While the band was on tour with country star Jake Owen in Cedarburg, Wisconsin, lead singer Matt Thomas spoke by phone recently of its summer tour.

Parmalee got its start when brothers, Matt and Scott Thomas, and their cousin, Barry Knox, played the club circuit in their North Carolina hometown of Greenville.

Headlining at the time as the Thomas Brothers Band the trio often frequented the same venues as their friend Josh McSwain who played in a local cover band.

An admirer of McSwain’s musical ability, Matt Thomas invited him to play with Scott, Knox, and himself.

With all four growing up around musically inclined families they instantly meshed well on stage.

“We all started playing music when we were kids. It’s always been a family thing,” explained Thomas.

Their first gig as a newly formed band was at a local bar/restaurant called Corrigans near East Carolina University where the four went to school.

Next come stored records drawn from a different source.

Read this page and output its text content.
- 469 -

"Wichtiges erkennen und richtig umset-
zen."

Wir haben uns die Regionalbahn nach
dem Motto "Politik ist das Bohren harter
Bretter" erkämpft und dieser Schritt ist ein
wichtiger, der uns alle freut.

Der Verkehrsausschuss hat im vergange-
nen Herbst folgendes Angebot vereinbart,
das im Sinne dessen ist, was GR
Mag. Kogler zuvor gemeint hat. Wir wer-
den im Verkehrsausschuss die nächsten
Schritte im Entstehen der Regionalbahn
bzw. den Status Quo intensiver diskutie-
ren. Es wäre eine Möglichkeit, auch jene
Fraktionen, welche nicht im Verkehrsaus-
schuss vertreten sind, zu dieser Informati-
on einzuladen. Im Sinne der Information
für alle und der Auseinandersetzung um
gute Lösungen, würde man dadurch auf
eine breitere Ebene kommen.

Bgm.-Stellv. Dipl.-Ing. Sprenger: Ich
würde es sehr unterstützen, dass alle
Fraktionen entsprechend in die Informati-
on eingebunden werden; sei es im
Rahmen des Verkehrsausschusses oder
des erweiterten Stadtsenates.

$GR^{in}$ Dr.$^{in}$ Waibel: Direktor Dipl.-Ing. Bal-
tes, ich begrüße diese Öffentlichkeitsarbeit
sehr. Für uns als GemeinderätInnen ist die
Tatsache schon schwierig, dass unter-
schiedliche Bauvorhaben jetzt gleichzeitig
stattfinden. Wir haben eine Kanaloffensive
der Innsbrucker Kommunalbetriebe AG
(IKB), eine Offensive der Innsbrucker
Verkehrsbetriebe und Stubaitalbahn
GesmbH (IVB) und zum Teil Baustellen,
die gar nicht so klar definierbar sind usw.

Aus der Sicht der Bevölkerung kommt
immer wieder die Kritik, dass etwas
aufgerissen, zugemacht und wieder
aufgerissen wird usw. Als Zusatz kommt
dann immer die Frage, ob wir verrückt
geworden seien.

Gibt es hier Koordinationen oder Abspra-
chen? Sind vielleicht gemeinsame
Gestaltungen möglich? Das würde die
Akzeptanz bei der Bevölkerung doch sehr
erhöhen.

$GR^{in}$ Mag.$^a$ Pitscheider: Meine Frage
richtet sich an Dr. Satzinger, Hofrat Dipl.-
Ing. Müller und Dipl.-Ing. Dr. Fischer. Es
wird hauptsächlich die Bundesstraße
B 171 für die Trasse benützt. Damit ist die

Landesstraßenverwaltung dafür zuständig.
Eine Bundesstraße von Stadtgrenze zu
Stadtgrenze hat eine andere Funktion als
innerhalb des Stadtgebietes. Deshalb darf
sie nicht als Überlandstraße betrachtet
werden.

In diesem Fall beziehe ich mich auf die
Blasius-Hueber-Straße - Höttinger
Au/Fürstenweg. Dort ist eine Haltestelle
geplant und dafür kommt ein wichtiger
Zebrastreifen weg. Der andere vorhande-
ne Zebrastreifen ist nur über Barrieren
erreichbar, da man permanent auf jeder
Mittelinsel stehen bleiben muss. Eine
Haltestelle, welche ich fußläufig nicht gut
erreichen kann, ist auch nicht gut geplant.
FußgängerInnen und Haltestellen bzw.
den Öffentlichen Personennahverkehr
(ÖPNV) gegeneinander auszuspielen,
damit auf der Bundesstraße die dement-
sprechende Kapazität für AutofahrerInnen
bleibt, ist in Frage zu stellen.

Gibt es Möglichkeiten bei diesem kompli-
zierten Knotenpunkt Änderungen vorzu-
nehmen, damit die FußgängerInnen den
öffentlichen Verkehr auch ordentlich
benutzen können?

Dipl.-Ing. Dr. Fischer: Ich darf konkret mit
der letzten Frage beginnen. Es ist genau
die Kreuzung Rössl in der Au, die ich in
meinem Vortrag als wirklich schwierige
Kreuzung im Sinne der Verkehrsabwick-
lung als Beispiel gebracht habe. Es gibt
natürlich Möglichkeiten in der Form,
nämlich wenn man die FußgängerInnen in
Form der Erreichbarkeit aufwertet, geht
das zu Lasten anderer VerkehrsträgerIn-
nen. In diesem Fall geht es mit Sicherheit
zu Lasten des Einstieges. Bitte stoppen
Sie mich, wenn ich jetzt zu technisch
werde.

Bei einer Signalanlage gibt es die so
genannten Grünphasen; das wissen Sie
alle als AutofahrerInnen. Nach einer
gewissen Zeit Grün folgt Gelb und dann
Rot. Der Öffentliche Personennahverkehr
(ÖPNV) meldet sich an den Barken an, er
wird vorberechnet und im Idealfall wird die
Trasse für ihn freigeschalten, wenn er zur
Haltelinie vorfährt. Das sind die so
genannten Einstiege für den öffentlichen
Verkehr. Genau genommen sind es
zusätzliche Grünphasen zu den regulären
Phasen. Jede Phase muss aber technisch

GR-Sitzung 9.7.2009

Taking the stage, the group secured its positions with Matt Thomas on guitar and lead vocalist, Scott Thomas on drums, Knox on bass, and McSwain on guitar.

A new country sound was created that night in 2001 and Parmalee was born.

“We kind of make our own sound” explained Matt, “We’re more of a band, like a rock band with lots of harmony.”

“We spent quite a few years building a local fan base then just grinding, doing everything we could,” recalls Thomas, “It’s lots of hard work.”

The band got its name from their rehearsal place, Parmele, North Carolina. The extra “E” in the band’s name was added to make it easier for people who aren’t local to pronounce.

Every Tuesday and Thursday the guys would gather for practice in the barn they nicknamed “Studio B” after its builder. Always the gentlemen, Parmalee’s rehearsals ended at 11 p.m., since the entire neighborhood could hear the band practicing.

After steadily growing regional popularity, Parmalee made its next move to broaden its horizons.

The journey took the band members out of North Carolina and to New York, Los Angeles, and everywhere in between.

At each destination they were met with the same advice, “You guys need to be in Nashville.”

Armed with a dream, instruments, and an RV, the guys made it to Nashville’s famous Demonbrewn Street.

The four called the RV home for the next month while they concentrated on writing new material and networking. Their determination eventually paid off as it earned Parmalee a co-writing session with David Fanning. Fanning belongs to the production team for New Voice Entertainment.

The North Carolina native’s song “Carolina,” which they recorded with New Voice, gained overnight popularity.

“Well it’s obviously home,” said lead vocalist, “It’s just about home, it reminded us of it.”The band’s other hit single, “Close your eyes” is available to watch on Vevo. While it doesn’t have the sentimentality to Parmalee that “Carolina” holds, they don’t seem to mind.

“It’s actually a song that was passed down the pipeline to us,” said Thomas “we’re so glad we made it [ours].”

When the song’s music video premiered on Vevo, Matt’s reaction was humble excitement. “It’s really cool to see it, it’s crazy.”

Parmalee’s fame continues to rise and it continues to conquer any obstacles in the way including their band-mates near death experience.

In September 2010, the band was involved in an attempted robbery and shoot-out in its RV outside the club at which it had just played. The incident came on the eve of Parmalee traveling to Nashville for a showcase with Stoney Creek Records.

Scott Thomas, the drummer, was shot three times and was airlifted to a hospital in Charlotte, North Carolina. He was given a five percent chance of life by doctors, but miraculously survived after spending 35 days in the hospital, 10 of which he was in a coma. Having fully recovered, Parmalee continues on a different touring path which led it to Tunkhannock’s Kiwanis Wyoming County Fair.

Tickets for Parmalee are available at Gay’s True Value, Tunkhannock, and Burke’s Gun Shop, Route 6 in Black Walnut.

General admission is $10 and reserved seating is $15 with a handling fee of $1.50 for each. To order tickets, patrons can visit

Currently the band’s plan, according to Thomas, is to “Keep doing what we’re doing. It’s great, we’re busy playing every night of the week.”